Since Cold Fact had made little in the way of commercial movement, Rodriguez jumped at the opportunity.
Session musicians like renowned guitarist Chris Spedding lent a hand on production, which was overseen by Steve Rowland.
(Curiously, the latter would go on to use about half of Cold Fact for Family Dogg's oddity The View from Roland's Head.) By far not as striking as his debut, Coming from Reality offers up some haunting stream-of-consciousness gems in "Sandrevan Lullaby" and "Cause." Rodriguez's lyrics still come off as mildly anti-establishment; "Heikki's Suburbia Bus Tour" apparently recalls a trip Rodriguez and friends undertook to Grosse Pointe to retaliate against the rich folks who often came to the inner city of Detroit to make fun of the hippies.

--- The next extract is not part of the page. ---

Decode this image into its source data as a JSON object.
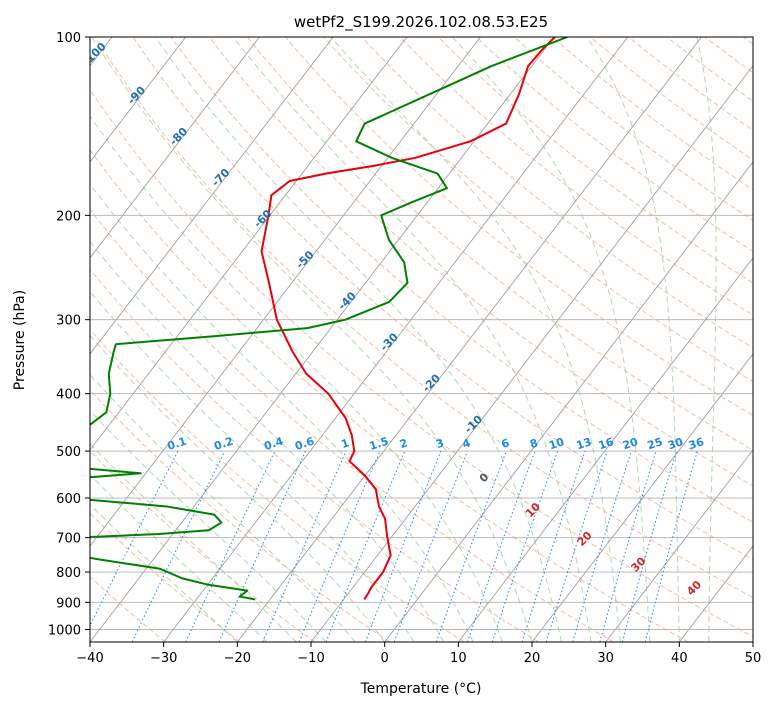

He also spends lots of time with the low life, as he reminisces in the prologue to "A Most Disgusting Song": "I've played every kind of gig there is to play now/I've played faggot bars, hooker bars, motorcycle funerals, opera houses, concert houses, halfway houses." Slightly more slick than the debut, but still retaining the haunted personality (if not the gritty funk), the album sadly went nowhere in the United States and Europe.
Faced, however, with the unexpected success of Cold Fact in South Africa, Sussex re-released Coming from Reality in 1976 as After the Fact.
It lay out of print worldwide for several decades until 2009, when Light in the Attic resurrected it, along with the debut, and added three bonus tracks recorded during 1972-1973, back in Detroit, with Mike Theodore and Dennis Coffey again producing.